Desde a greve dos caminhoneiros até aqui, eles têm assumido atividades desde lives para explicar seus pontos de vista e até panfletagem com trabalhadores para envolver categorias de profissionais em suas reivindicações. Na última paralisação de entregadores de aplicativos na Barra eles foram “na intenção de somar” e fazer valer suas pautas junto ao movimento. Registraram nomes de companheiros de luta, gravaram vídeos defendendo o fim dos impostos, e chamaram a “sociedade civil para ir às ruas”.

O problema é que, por exemplo, se eles garantissem, como bem o querem, o fim do Ministério Público do Trabalho e da Justiça do Trabalho, a quem os entregadores de aplicativo e caminhoneiros podem recorrer em casos de acidente? Não havendo intervenção econômica por parte do Estado, quem garante que os patrões reduzirão o preço dos combustíveis por boa vontade?

O CSI não é um movimento de trabalhadores. É um movimento conectado com a rede de financiamento Venture Capital que promete aprovar a PEC da demissão dos concursados do setor público. Em suas redes sociais eles sugerem “botar um milhão de pessoas na rua contra os impostos”. Afinal, de onde saem os recursos para tal empreitada? Quem são os “financiadores de risco” que se interessam pelo prejuízo dos trabalhadores?

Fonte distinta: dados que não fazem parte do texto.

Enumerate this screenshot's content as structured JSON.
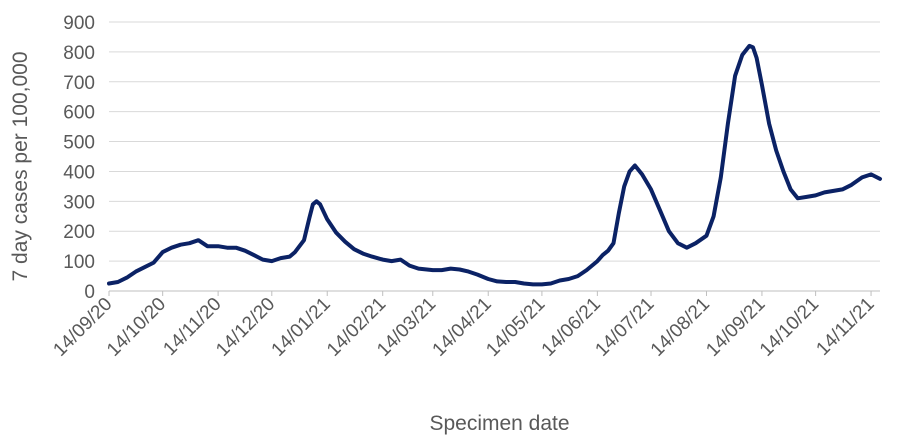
{
  "chart_data": {
    "type": "line",
    "xlabel": "Specimen date",
    "ylabel": "7 day cases per 100,000",
    "ylim": [
      0,
      900
    ],
    "yticks": [
      0,
      100,
      200,
      300,
      400,
      500,
      600,
      700,
      800,
      900
    ],
    "x_range": [
      "2020-09-14",
      "2021-11-19"
    ],
    "xtick_labels": [
      "14/09/20",
      "14/10/20",
      "14/11/20",
      "14/12/20",
      "14/01/21",
      "14/02/21",
      "14/03/21",
      "14/04/21",
      "14/05/21",
      "14/06/21",
      "14/07/21",
      "14/08/21",
      "14/09/21",
      "14/10/21",
      "14/11/21"
    ],
    "xtick_dates": [
      "2020-09-14",
      "2020-10-14",
      "2020-11-14",
      "2020-12-14",
      "2021-01-14",
      "2021-02-14",
      "2021-03-14",
      "2021-04-14",
      "2021-05-14",
      "2021-06-14",
      "2021-07-14",
      "2021-08-14",
      "2021-09-14",
      "2021-10-14",
      "2021-11-14"
    ],
    "grid": "horizontal",
    "legend": "none",
    "series_color": "#0b2265",
    "series": [
      {
        "x": [
          "2020-09-14",
          "2020-09-19",
          "2020-09-24",
          "2020-09-29",
          "2020-10-04",
          "2020-10-09",
          "2020-10-14",
          "2020-10-19",
          "2020-10-24",
          "2020-10-29",
          "2020-11-03",
          "2020-11-08",
          "2020-11-14",
          "2020-11-19",
          "2020-11-24",
          "2020-11-29",
          "2020-12-04",
          "2020-12-09",
          "2020-12-14",
          "2020-12-19",
          "2020-12-24",
          "2020-12-27",
          "2021-01-01",
          "2021-01-04",
          "2021-01-06",
          "2021-01-08",
          "2021-01-10",
          "2021-01-14",
          "2021-01-19",
          "2021-01-24",
          "2021-01-29",
          "2021-02-03",
          "2021-02-08",
          "2021-02-14",
          "2021-02-19",
          "2021-02-24",
          "2021-03-01",
          "2021-03-06",
          "2021-03-14",
          "2021-03-19",
          "2021-03-24",
          "2021-03-29",
          "2021-04-03",
          "2021-04-08",
          "2021-04-14",
          "2021-04-19",
          "2021-04-24",
          "2021-04-29",
          "2021-05-04",
          "2021-05-09",
          "2021-05-14",
          "2021-05-19",
          "2021-05-24",
          "2021-05-29",
          "2021-06-03",
          "2021-06-08",
          "2021-06-14",
          "2021-06-17",
          "2021-06-20",
          "2021-06-23",
          "2021-06-26",
          "2021-06-29",
          "2021-07-02",
          "2021-07-05",
          "2021-07-09",
          "2021-07-14",
          "2021-07-19",
          "2021-07-24",
          "2021-07-29",
          "2021-08-03",
          "2021-08-08",
          "2021-08-14",
          "2021-08-18",
          "2021-08-22",
          "2021-08-26",
          "2021-08-30",
          "2021-09-03",
          "2021-09-07",
          "2021-09-09",
          "2021-09-11",
          "2021-09-14",
          "2021-09-18",
          "2021-09-22",
          "2021-09-26",
          "2021-09-30",
          "2021-10-04",
          "2021-10-09",
          "2021-10-14",
          "2021-10-19",
          "2021-10-24",
          "2021-10-29",
          "2021-11-03",
          "2021-11-09",
          "2021-11-14",
          "2021-11-19"
        ],
        "y": [
          25,
          30,
          45,
          65,
          80,
          95,
          130,
          145,
          155,
          160,
          170,
          150,
          150,
          145,
          145,
          135,
          120,
          105,
          100,
          110,
          115,
          130,
          170,
          245,
          290,
          300,
          290,
          240,
          195,
          165,
          140,
          125,
          115,
          105,
          100,
          105,
          85,
          75,
          70,
          70,
          75,
          72,
          65,
          55,
          40,
          32,
          30,
          30,
          25,
          22,
          22,
          25,
          35,
          40,
          50,
          70,
          100,
          120,
          135,
          160,
          260,
          350,
          400,
          420,
          390,
          340,
          270,
          200,
          160,
          145,
          160,
          185,
          250,
          380,
          560,
          720,
          790,
          820,
          815,
          780,
          690,
          560,
          470,
          400,
          340,
          310,
          315,
          320,
          330,
          335,
          340,
          355,
          380,
          390,
          375
        ]
      }
    ]
  }
}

O CSI nada mais é do que um lobby de patrões, com financiamento privado mascarando-se de movimento social. Vejam na paralisação da Barra, eles trouxeram a sua reivindicação para dentro do movimento, recrutaram apoio das principais lideranças, e nada ofereceram de ajuda material para lutar contra o autoritarismo dos aplicativos, e também em fevereiro deste ano nada fizeram com os caminhoneiros autônomos visando uma união coletiva. Mas chamam todos agora para “parar a Avenida Brasil” no dia 4 de agosto visando acabar com os combustíveis demitindo milhares de trabalhadores. Se estivermos certos, esse movimento não conseguiu ainda — como é o caso do bolsonarismo — encabeçar trabalhadores que ativamente se identifiquem com o movimento. Nem por isso vejo menos motivos para denunciar. É preciso identificar os lobos em pele de cordeiro.

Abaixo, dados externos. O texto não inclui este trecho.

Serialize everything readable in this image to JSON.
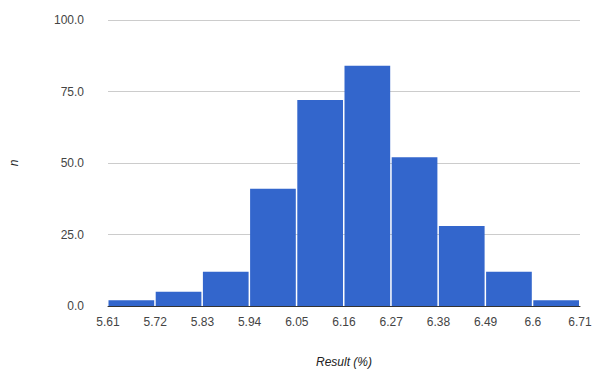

Ilustram este artigo fotografias de Nigel Tadyanehondo.

Notas

[1] https://csibr.org/historia-do-csi/
[2] https://www.youtube.com/watch?v=t8WBd668GXc

1 COMENTÁRIO

  1. A CSI usa a pauta dos combustíveis para se inserir entre trabalhadores autônomos ou precarizados do setor de transportes para criar massa para sua pauta fundamentalista ultraliberal em termos ecinômicos.

    Embora entre redução/fim de imposto e fim do PPI haja uma clara questão de classe nessas pautas (a redução de impostos joga contra o conjunto da classe trabalhadora e o fim do PPI joga contra uma fração das classes capitalistas), a questão da pauta para reduzir o preço dos combusfíveos se torna menor diante do avanço que esse grupo de ideologia “anarcocapitalidta” tem realizado no Rio de Janeiro tem realizado entrr entregadores e motoristas de aplicativo. Eles tem cooptado associações e indivíduos dessas categorias, e literalmente os comprando.

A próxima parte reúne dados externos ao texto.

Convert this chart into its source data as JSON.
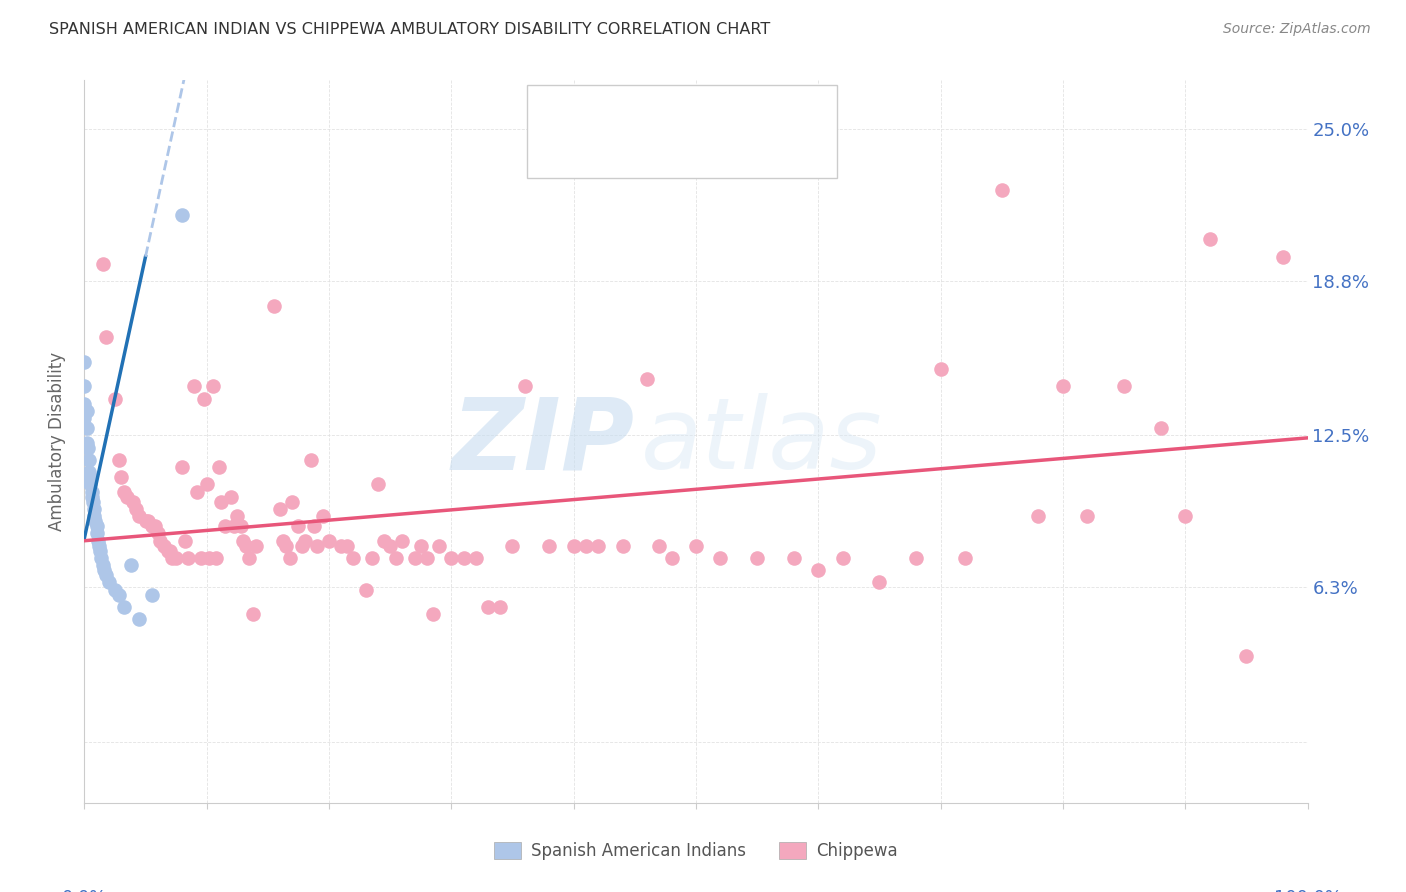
{
  "title": "SPANISH AMERICAN INDIAN VS CHIPPEWA AMBULATORY DISABILITY CORRELATION CHART",
  "source": "Source: ZipAtlas.com",
  "ylabel": "Ambulatory Disability",
  "yticks": [
    0.0,
    6.3,
    12.5,
    18.8,
    25.0
  ],
  "ytick_labels": [
    "",
    "6.3%",
    "12.5%",
    "18.8%",
    "25.0%"
  ],
  "xlim": [
    0.0,
    100.0
  ],
  "ylim": [
    -2.5,
    27.0
  ],
  "watermark_zip": "ZIP",
  "watermark_atlas": "atlas",
  "blue_color": "#aec6e8",
  "pink_color": "#f4a8be",
  "trendline_blue_color": "#2171b5",
  "trendline_pink_color": "#e8567a",
  "trendline_dashed_color": "#aec6e8",
  "background_color": "#ffffff",
  "grid_color": "#e0e0e0",
  "blue_scatter": [
    [
      0.0,
      15.5
    ],
    [
      0.0,
      14.5
    ],
    [
      0.0,
      13.8
    ],
    [
      0.0,
      13.2
    ],
    [
      0.2,
      13.5
    ],
    [
      0.2,
      12.8
    ],
    [
      0.2,
      12.2
    ],
    [
      0.3,
      12.0
    ],
    [
      0.4,
      11.5
    ],
    [
      0.4,
      11.0
    ],
    [
      0.5,
      10.8
    ],
    [
      0.5,
      10.5
    ],
    [
      0.6,
      10.2
    ],
    [
      0.6,
      10.0
    ],
    [
      0.7,
      9.8
    ],
    [
      0.8,
      9.5
    ],
    [
      0.8,
      9.2
    ],
    [
      0.9,
      9.0
    ],
    [
      1.0,
      8.8
    ],
    [
      1.0,
      8.5
    ],
    [
      1.1,
      8.2
    ],
    [
      1.2,
      8.0
    ],
    [
      1.3,
      7.8
    ],
    [
      1.4,
      7.5
    ],
    [
      1.5,
      7.2
    ],
    [
      1.6,
      7.0
    ],
    [
      1.8,
      6.8
    ],
    [
      2.0,
      6.5
    ],
    [
      2.5,
      6.2
    ],
    [
      2.8,
      6.0
    ],
    [
      3.2,
      5.5
    ],
    [
      3.8,
      7.2
    ],
    [
      4.5,
      5.0
    ],
    [
      5.5,
      6.0
    ],
    [
      8.0,
      21.5
    ]
  ],
  "pink_scatter": [
    [
      1.5,
      19.5
    ],
    [
      1.8,
      16.5
    ],
    [
      2.5,
      14.0
    ],
    [
      2.8,
      11.5
    ],
    [
      3.0,
      10.8
    ],
    [
      3.2,
      10.2
    ],
    [
      3.5,
      10.0
    ],
    [
      4.0,
      9.8
    ],
    [
      4.2,
      9.5
    ],
    [
      4.5,
      9.2
    ],
    [
      5.0,
      9.0
    ],
    [
      5.2,
      9.0
    ],
    [
      5.5,
      8.8
    ],
    [
      5.8,
      8.8
    ],
    [
      6.0,
      8.5
    ],
    [
      6.2,
      8.2
    ],
    [
      6.5,
      8.0
    ],
    [
      6.8,
      7.8
    ],
    [
      7.0,
      7.8
    ],
    [
      7.2,
      7.5
    ],
    [
      7.5,
      7.5
    ],
    [
      8.0,
      11.2
    ],
    [
      8.2,
      8.2
    ],
    [
      8.5,
      7.5
    ],
    [
      9.0,
      14.5
    ],
    [
      9.2,
      10.2
    ],
    [
      9.5,
      7.5
    ],
    [
      9.8,
      14.0
    ],
    [
      10.0,
      10.5
    ],
    [
      10.2,
      7.5
    ],
    [
      10.5,
      14.5
    ],
    [
      10.8,
      7.5
    ],
    [
      11.0,
      11.2
    ],
    [
      11.2,
      9.8
    ],
    [
      11.5,
      8.8
    ],
    [
      12.0,
      10.0
    ],
    [
      12.2,
      8.8
    ],
    [
      12.5,
      9.2
    ],
    [
      12.8,
      8.8
    ],
    [
      13.0,
      8.2
    ],
    [
      13.2,
      8.0
    ],
    [
      13.5,
      7.5
    ],
    [
      13.8,
      5.2
    ],
    [
      14.0,
      8.0
    ],
    [
      15.5,
      17.8
    ],
    [
      16.0,
      9.5
    ],
    [
      16.2,
      8.2
    ],
    [
      16.5,
      8.0
    ],
    [
      16.8,
      7.5
    ],
    [
      17.0,
      9.8
    ],
    [
      17.5,
      8.8
    ],
    [
      17.8,
      8.0
    ],
    [
      18.0,
      8.2
    ],
    [
      18.5,
      11.5
    ],
    [
      18.8,
      8.8
    ],
    [
      19.0,
      8.0
    ],
    [
      19.5,
      9.2
    ],
    [
      20.0,
      8.2
    ],
    [
      21.0,
      8.0
    ],
    [
      21.5,
      8.0
    ],
    [
      22.0,
      7.5
    ],
    [
      23.0,
      6.2
    ],
    [
      23.5,
      7.5
    ],
    [
      24.0,
      10.5
    ],
    [
      24.5,
      8.2
    ],
    [
      25.0,
      8.0
    ],
    [
      25.5,
      7.5
    ],
    [
      26.0,
      8.2
    ],
    [
      27.0,
      7.5
    ],
    [
      27.5,
      8.0
    ],
    [
      28.0,
      7.5
    ],
    [
      28.5,
      5.2
    ],
    [
      29.0,
      8.0
    ],
    [
      30.0,
      7.5
    ],
    [
      31.0,
      7.5
    ],
    [
      32.0,
      7.5
    ],
    [
      33.0,
      5.5
    ],
    [
      34.0,
      5.5
    ],
    [
      35.0,
      8.0
    ],
    [
      36.0,
      14.5
    ],
    [
      38.0,
      8.0
    ],
    [
      40.0,
      8.0
    ],
    [
      41.0,
      8.0
    ],
    [
      42.0,
      8.0
    ],
    [
      44.0,
      8.0
    ],
    [
      46.0,
      14.8
    ],
    [
      47.0,
      8.0
    ],
    [
      48.0,
      7.5
    ],
    [
      50.0,
      8.0
    ],
    [
      52.0,
      7.5
    ],
    [
      55.0,
      7.5
    ],
    [
      58.0,
      7.5
    ],
    [
      60.0,
      7.0
    ],
    [
      62.0,
      7.5
    ],
    [
      65.0,
      6.5
    ],
    [
      68.0,
      7.5
    ],
    [
      70.0,
      15.2
    ],
    [
      72.0,
      7.5
    ],
    [
      75.0,
      22.5
    ],
    [
      78.0,
      9.2
    ],
    [
      80.0,
      14.5
    ],
    [
      82.0,
      9.2
    ],
    [
      85.0,
      14.5
    ],
    [
      88.0,
      12.8
    ],
    [
      90.0,
      9.2
    ],
    [
      92.0,
      20.5
    ],
    [
      95.0,
      3.5
    ],
    [
      98.0,
      19.8
    ]
  ]
}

    Mostram que um cenário em que esse proletariado é usado como massa de manobra contra outras catehorias de trabalhadores e contra os interesses gerais da classe trabalhadora é ben palpável. E a situação só não é pior porque essa CSI só está estabelecida no Rio se Janeiro.

    Vale lembrar que a enquete operária nunca foi para os italianos que a difunsiram nos anos 50 e 60 um fim em si mesmo. Apreender a subjetividade dos trabalhadores servia para adequar discurso e tática das organizações políticas militantes. Não se tratava num segundo momento de compreender esse proletariado mas também de disputar seus rumos, de estabelecer objetivos políticos e lutar em seu seio contra outras tendências políticas e ideológicas. Se não houver clareza de que em meio ao neofascismo há uma grande chance desse proletariado no fim das contas cair pra direita, e por isso a necessidade de disputa-lo e combater as tendências de direita.